Optimization Passes
Optimization passes operate on the linear kernel IR. They are divided into always-on passes (run before every compilation) and autotuned passes (searched at runtime for the best variant).
The design goal of the small opset is that new passes are easy to write. There is no fixed number zyx aims to have — passes will be added over time as performance opportunities are identified.
Always-On Optimizations
These run in a fixed pipeline before every kernel compilation:
pub fn run_always_on_optimizations(&mut self) {
self.constant_folding();
self.move_constants_to_beginning();
self.loop_invariant_code_motion();
self.common_subexpression_elimination();
self.fold_accs();
self.delete_empty_loops();
self.dead_code_elimination();
}Constant Folding
Evaluates expressions where all inputs are constants.

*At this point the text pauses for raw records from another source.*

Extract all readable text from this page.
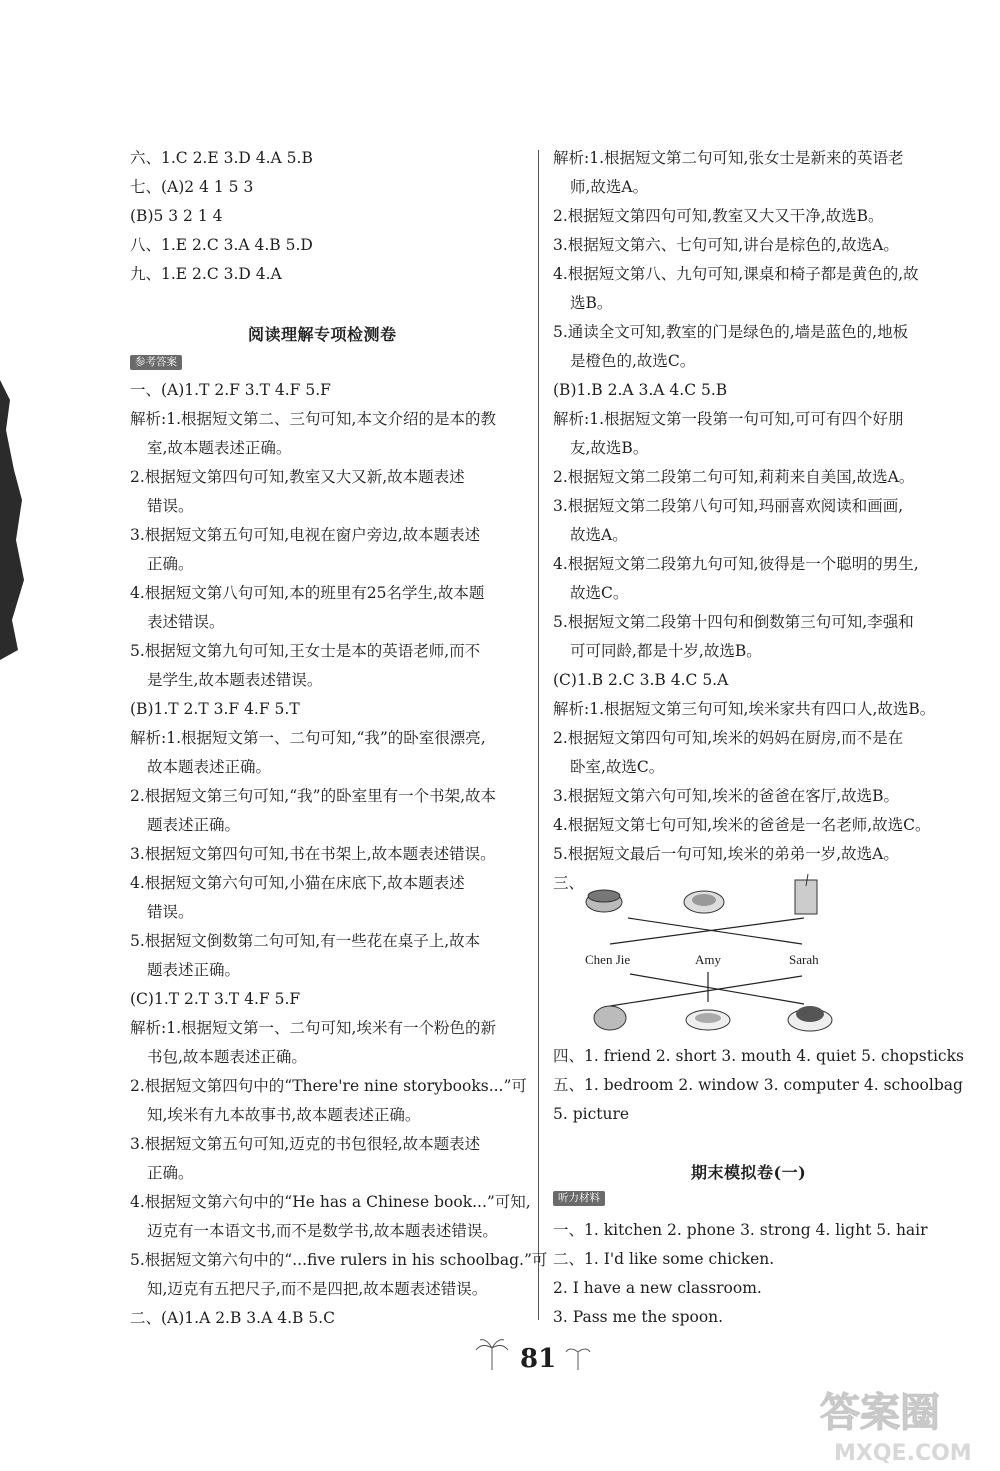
六、1.C 2.E 3.D 4.A 5.B
七、(A)2 4 1 5 3
(B)5 3 2 1 4
八、1.E 2.C 3.A 4.B 5.D
九、1.E 2.C 3.D 4.A
阅读理解专项检测卷
参考答案
一、(A)1.T 2.F 3.T 4.F 5.F
解析:1.根据短文第二、三句可知,本文介绍的是本的教
室,故本题表述正确。
2.根据短文第四句可知,教室又大又新,故本题表述
错误。
3.根据短文第五句可知,电视在窗户旁边,故本题表述
正确。
4.根据短文第八句可知,本的班里有25名学生,故本题
表述错误。
5.根据短文第九句可知,王女士是本的英语老师,而不
是学生,故本题表述错误。
(B)1.T 2.T 3.F 4.F 5.T
解析:1.根据短文第一、二句可知,“我”的卧室很漂亮,
故本题表述正确。
2.根据短文第三句可知,“我”的卧室里有一个书架,故本
题表述正确。
3.根据短文第四句可知,书在书架上,故本题表述错误。
4.根据短文第六句可知,小猫在床底下,故本题表述
错误。
5.根据短文倒数第二句可知,有一些花在桌子上,故本
题表述正确。
(C)1.T 2.T 3.T 4.F 5.F
解析:1.根据短文第一、二句可知,埃米有一个粉色的新
书包,故本题表述正确。
2.根据短文第四句中的“There're nine storybooks...”可
知,埃米有九本故事书,故本题表述正确。
3.根据短文第五句可知,迈克的书包很轻,故本题表述
正确。
4.根据短文第六句中的“He has a Chinese book...”可知,
迈克有一本语文书,而不是数学书,故本题表述错误。
5.根据短文第六句中的“...five rulers in his schoolbag.”可
知,迈克有五把尺子,而不是四把,故本题表述错误。
二、(A)1.A 2.B 3.A 4.B 5.C
解析:1.根据短文第二句可知,张女士是新来的英语老
师,故选A。
2.根据短文第四句可知,教室又大又干净,故选B。
3.根据短文第六、七句可知,讲台是棕色的,故选A。
4.根据短文第八、九句可知,课桌和椅子都是黄色的,故
选B。
5.通读全文可知,教室的门是绿色的,墙是蓝色的,地板
是橙色的,故选C。
(B)1.B 2.A 3.A 4.C 5.B
解析:1.根据短文第一段第一句可知,可可有四个好朋
友,故选B。
2.根据短文第二段第二句可知,莉莉来自美国,故选A。
3.根据短文第二段第八句可知,玛丽喜欢阅读和画画,
故选A。
4.根据短文第二段第九句可知,彼得是一个聪明的男生,
故选C。
5.根据短文第二段第十四句和倒数第三句可知,李强和
可可同龄,都是十岁,故选B。
(C)1.B 2.C 3.B 4.C 5.A
解析:1.根据短文第三句可知,埃米家共有四口人,故选B。
2.根据短文第四句可知,埃米的妈妈在厨房,而不是在
卧室,故选C。
3.根据短文第六句可知,埃米的爸爸在客厅,故选B。
4.根据短文第七句可知,埃米的爸爸是一名老师,故选C。
5.根据短文最后一句可知,埃米的弟弟一岁,故选A。
三、
四、1. friend 2. short 3. mouth 4. quiet 5. chopsticks
五、1. bedroom 2. window 3. computer 4. schoolbag
5. picture
期末模拟卷(一)
听力材料
一、1. kitchen 2. phone 3. strong 4. light 5. hair
二、1. I'd like some chicken.
2. I have a new classroom.
3. Pass me the spoon.
Chen Jie	Amy	Sarah
81
答案圈
MXQE.COM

For example, 2 + 3 becomes 5 and sin(0.0) becomes 0.0.
Motion of Constants to Beginning
Moves all constant definitions to the start of the kernel. This creates better fusion opportunities and simplifies register allocation.
Loop-Invariant Code Motion (LICM)
Hoists operations that produce the same value on every iteration to before the loop.
Common Subexpression Elimination (CSE)
Reuses results of identical subexpressions by detecting them through hashing.
Accumulator Folding
Simplifies accumulator update patterns for more efficient reduction code generation.
Delete Empty Loops
Removes loops with zero iterations.
Dead Code Elimination
Removes ops whose results are never used. This is always the final pass — it ensures backends never receive unreferenced ops.
Autotuned Passes
The autotune system clones the kernel, applies optimization variants, and evaluates each separately. No egraphs — just clone, transform, hash, evaluate. The cost function can evaluate thousands of variants per second.
const AVAILABLE_OPTIMIZATIONS: [OptConfigFn; 6] = [
Kernel::opt_reassociate_commutative,
Kernel::opt_split_global_to_local,
Kernel::opt_upcast,
Kernel::opt_register_blocking,
Kernel::opt_tiled_reduce,
Kernel::opt_split_loop,
];Reassociation
Reorders commutative operations to create more fusion opportunities.
Split Global to Local
Adjusts block and thread dimensions for better memory access patterns. For example, a kernel with block_dim = 1024, thread_dim = 1 becomes block_dim = 32, thread_dim = 32. This enables coalesced memory access on GPU.
Upcast Vectorization
Expands scalar operations to vector operations (e.g., 4-wide SIMD on CPU, wider on GPU).
Register Blocking
Unrolls tree reductions and coarsens global threads so each thread processes multiple elements, increasing computational intensity and register reuse.
Tiled Reduction
Implements multi-stage reduction: threads reduce into registers, workgroups reduce into local memory, then global atomics.
Loop Splitting
Splits large loops into chunks for better register pressure and instruction-level parallelism.
How Autotuning Searches
- Start with the initial kernel and run always-on optimizations
- Apply ONE optimization variant and run always-on optimizations
- Hash the kernel — skip if already visited
- Evaluate with cost function (or launch and time)
- Repeat by combining with existing optimization sequences
- Select the best variant based on actual timing or cost estimate
Correctness Guarantee
No optimization is needed for tests to pass. All tests must pass no matter which sequence of optimizations (including empty) is applied.
If an optimization breaks a test, the optimization is buggy — not the sequence ordering. The verify pass (verify.rs) checks internal IR consistency in debug mode.